One hypothesis is that ceramide generated in the plasma membrane enhances membrane rigidity and stabilizes smaller lipid platforms known as lipid rafts, allowing them to serve as platforms for signalling molecules. Moreover, as rafts on one leaflet of the membrane can induce localized changes in the other leaflet of the bilayer, they can potentially serve as the link between signals from outside the cell to signals to be generated within the cell.

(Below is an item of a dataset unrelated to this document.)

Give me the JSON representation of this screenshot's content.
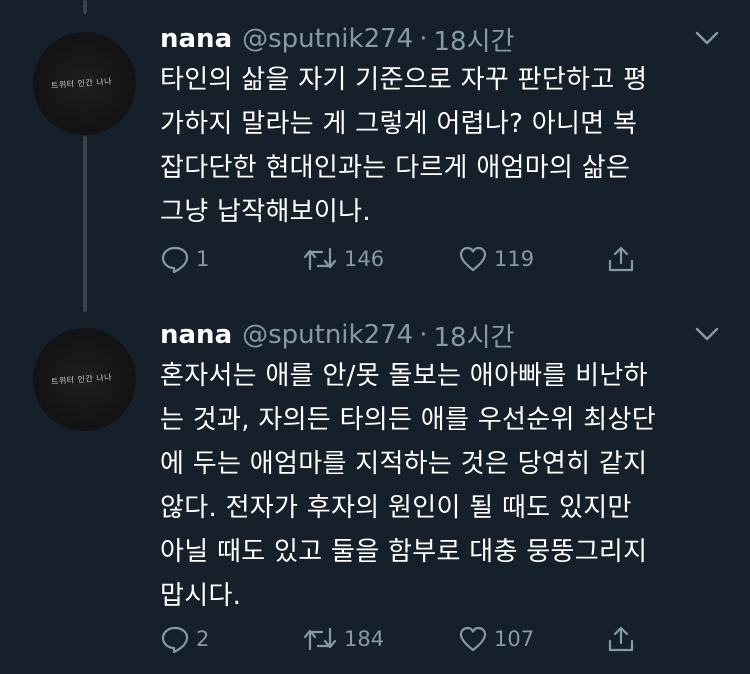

Ceramide has also been shown to form organized large channels traversing the mitochondrial outer membrane. This leads to the egress of proteins from the intermembrane space.

== Related diseases ==
In the metabolic disease combined malonic and methylmalonic aciduria (CMAMMA) due to ACSF3, a massive altered composition of complex lipids occurs as a result of impaired mitochondrial fatty acid synthesis (mtFAS). For example, while the concentration of sphingomyelin is noticeably increased, the concentration of ceramides is proportionally decreased.

==Uses==
Ceramides may be found as ingredients of some topical skin medications used to complement treatment for skin conditions such as eczema. They are also used in cosmetic products such as some soaps, shampoos, skin creams, and sunscreens. Additionally, ceramides are being explored as a potential therapeutic in treating cancer.

==Ceramide in bacteria==
Ceramide is rarely found in bacteria. Bacteria of family Sphingomonadaceae, however, contain it.

==Ceramide phosphoethanolamine==
Ceramide phosphoethanolamine (CPE) is a sphingolipid consisted of a ceramide and a phosphoethanolamine head group. CPE is the major sphingolipid class in some invertebrates such as members of Drosophila. In contrast, mammalian cells contain only small amounts of CPE.